Taufan genç bir bekar olduğu için -kendisine böyle dendiğinde kederle yakınıyordu- eve girdiklerinde onları büyük bir sessizlik karşıladı.
Işıkları açan Taufan neşeli bir tavırla istediği gibi hareket edebileceğini söyledi ve mutfağa girdi—ikisinin de karnı açtı. Kurabiye karın doyurmuyordu ne yazık ki.
"Amca, sizin hiç... çocukluk fotoğrafınız var mı? Babamla birlikte?" diye aniden sordu Asher, mutfak masasında oturmuş, yemek hazırlayan Taufan'ı izlerken.
"Biraz da kekik... Ne? Ne dedin Asher? Ah, evet, var. Yemekten sonra bakabiliriz." dedi Taufan kayıtsız bir tonda—sonra Asher'ın irkilmesine neden olan bir çığlık attı. "Ah, hayır, yine yanlış şeyi koydum. Gempa'dan tam tarifi istemeliyim."
"Babam hep senin güzel yemek yaptığından bahsederdi." dedi Asher şaşkınlıkla. "Ama ne zaman gelsem yemeklerin ya yanıyor, ya da eksik oluyor."
"Ben pasta ve hamur işlerinde iyiyim Asher. Sebze yemeklerinde hala çok kötüyüm." dedi Taufan—ki öyle olduğu da kesindi.

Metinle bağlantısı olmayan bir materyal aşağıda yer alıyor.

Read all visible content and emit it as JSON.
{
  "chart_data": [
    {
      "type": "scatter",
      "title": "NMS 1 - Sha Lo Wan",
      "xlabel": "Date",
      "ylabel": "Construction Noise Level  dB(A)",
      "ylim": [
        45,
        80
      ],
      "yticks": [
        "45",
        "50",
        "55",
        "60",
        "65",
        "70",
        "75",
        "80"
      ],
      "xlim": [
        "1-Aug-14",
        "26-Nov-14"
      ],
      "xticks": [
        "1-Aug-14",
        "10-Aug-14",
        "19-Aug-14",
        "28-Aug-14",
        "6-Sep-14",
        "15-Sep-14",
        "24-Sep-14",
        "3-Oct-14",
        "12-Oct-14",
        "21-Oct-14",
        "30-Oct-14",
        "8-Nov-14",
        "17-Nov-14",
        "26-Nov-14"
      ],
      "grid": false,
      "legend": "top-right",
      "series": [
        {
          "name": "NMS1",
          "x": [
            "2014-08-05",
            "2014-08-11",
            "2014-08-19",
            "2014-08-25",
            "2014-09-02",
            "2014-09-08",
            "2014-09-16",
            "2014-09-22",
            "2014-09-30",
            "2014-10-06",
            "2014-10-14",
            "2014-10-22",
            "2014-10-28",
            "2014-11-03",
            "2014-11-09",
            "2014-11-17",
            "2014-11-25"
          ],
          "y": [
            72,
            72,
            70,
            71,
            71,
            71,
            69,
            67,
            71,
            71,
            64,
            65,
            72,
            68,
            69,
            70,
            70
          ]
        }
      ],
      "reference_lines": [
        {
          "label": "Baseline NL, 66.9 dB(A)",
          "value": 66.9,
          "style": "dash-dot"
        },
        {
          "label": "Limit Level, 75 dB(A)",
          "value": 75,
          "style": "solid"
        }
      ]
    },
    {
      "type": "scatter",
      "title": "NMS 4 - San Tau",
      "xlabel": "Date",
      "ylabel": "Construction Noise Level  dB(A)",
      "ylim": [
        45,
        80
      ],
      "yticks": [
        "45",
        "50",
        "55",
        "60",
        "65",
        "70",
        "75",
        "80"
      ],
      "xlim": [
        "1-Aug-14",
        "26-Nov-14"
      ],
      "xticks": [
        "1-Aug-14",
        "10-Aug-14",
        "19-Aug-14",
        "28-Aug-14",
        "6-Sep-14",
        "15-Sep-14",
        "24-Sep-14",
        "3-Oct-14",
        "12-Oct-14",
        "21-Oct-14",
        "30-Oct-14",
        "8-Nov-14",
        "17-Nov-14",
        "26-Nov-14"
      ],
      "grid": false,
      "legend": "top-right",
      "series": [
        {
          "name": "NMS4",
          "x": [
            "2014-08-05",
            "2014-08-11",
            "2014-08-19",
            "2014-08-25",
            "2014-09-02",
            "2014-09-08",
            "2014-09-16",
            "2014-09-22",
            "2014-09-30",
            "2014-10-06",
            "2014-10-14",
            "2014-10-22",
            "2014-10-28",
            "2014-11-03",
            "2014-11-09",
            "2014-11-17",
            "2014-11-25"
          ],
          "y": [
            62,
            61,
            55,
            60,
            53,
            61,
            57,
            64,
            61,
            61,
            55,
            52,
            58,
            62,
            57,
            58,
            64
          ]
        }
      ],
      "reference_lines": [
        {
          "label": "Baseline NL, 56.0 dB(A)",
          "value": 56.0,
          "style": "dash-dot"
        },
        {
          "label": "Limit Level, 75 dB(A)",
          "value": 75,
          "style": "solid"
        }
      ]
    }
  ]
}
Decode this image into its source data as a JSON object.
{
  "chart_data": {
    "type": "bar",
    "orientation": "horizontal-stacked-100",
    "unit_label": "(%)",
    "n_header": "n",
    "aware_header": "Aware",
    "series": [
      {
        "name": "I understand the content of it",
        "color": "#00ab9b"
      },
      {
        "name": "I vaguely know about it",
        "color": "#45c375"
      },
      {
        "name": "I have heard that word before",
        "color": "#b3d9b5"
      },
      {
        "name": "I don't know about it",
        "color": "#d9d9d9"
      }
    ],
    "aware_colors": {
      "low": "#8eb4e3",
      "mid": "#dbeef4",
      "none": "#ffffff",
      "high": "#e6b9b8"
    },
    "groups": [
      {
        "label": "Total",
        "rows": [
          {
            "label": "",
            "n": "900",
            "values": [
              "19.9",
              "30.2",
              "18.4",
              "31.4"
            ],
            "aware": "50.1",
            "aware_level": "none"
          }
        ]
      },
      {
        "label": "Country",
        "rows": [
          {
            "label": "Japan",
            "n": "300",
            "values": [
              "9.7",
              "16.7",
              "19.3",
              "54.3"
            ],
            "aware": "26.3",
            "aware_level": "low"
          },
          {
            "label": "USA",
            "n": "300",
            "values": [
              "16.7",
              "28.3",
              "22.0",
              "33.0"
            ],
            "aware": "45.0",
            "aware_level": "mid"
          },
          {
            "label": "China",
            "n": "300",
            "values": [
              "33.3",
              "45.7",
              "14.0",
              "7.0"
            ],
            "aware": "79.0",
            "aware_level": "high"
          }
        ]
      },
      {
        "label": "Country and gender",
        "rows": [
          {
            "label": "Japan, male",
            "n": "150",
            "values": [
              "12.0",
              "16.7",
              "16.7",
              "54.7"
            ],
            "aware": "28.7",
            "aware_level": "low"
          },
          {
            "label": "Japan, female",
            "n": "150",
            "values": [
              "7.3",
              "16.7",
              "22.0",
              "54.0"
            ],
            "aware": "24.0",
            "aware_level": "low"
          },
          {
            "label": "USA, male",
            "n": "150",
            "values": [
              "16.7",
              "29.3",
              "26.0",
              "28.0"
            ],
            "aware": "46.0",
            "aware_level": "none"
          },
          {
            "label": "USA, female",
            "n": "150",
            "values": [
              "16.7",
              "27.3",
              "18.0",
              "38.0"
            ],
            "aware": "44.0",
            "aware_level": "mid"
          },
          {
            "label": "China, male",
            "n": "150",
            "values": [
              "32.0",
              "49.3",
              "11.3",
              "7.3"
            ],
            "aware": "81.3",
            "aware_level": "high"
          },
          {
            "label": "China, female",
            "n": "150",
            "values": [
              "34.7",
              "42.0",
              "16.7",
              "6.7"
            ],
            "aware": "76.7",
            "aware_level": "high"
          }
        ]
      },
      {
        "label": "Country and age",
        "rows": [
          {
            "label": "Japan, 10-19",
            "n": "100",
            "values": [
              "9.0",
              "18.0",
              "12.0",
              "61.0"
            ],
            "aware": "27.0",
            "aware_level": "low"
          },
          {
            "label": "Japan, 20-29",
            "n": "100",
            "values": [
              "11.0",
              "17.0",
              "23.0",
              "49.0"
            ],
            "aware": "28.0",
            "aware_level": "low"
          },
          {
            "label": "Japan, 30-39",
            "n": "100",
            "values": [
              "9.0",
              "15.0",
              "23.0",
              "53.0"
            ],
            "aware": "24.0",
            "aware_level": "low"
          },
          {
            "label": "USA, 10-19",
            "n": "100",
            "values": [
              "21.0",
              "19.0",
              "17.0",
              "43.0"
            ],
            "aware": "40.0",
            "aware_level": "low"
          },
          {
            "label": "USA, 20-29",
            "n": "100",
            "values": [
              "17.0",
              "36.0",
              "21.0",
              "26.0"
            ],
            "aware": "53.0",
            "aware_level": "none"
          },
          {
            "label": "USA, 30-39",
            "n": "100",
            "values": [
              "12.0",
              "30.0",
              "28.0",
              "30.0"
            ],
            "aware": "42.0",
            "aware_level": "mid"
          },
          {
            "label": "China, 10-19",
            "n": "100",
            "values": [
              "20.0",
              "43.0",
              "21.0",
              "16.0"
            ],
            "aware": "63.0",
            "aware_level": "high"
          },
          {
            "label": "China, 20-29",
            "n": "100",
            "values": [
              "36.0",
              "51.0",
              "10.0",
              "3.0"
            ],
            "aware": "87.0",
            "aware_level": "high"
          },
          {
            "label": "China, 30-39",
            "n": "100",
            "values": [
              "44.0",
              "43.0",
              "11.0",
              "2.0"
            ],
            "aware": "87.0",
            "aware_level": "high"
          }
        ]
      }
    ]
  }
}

Eğlenceli yemek faslından sonra, Asher'ın daha önce gördüğü, ama umursamadığı işlemeli, küçük, mavi renkli sandığı amcasının odasından aldı ve salonun ortasında açtı.
Taufan yere çöktü ve fotoğraflardan birini aldı. Asher'ın şaşkın bakışları altında kahkahalarla gülmeye başladı.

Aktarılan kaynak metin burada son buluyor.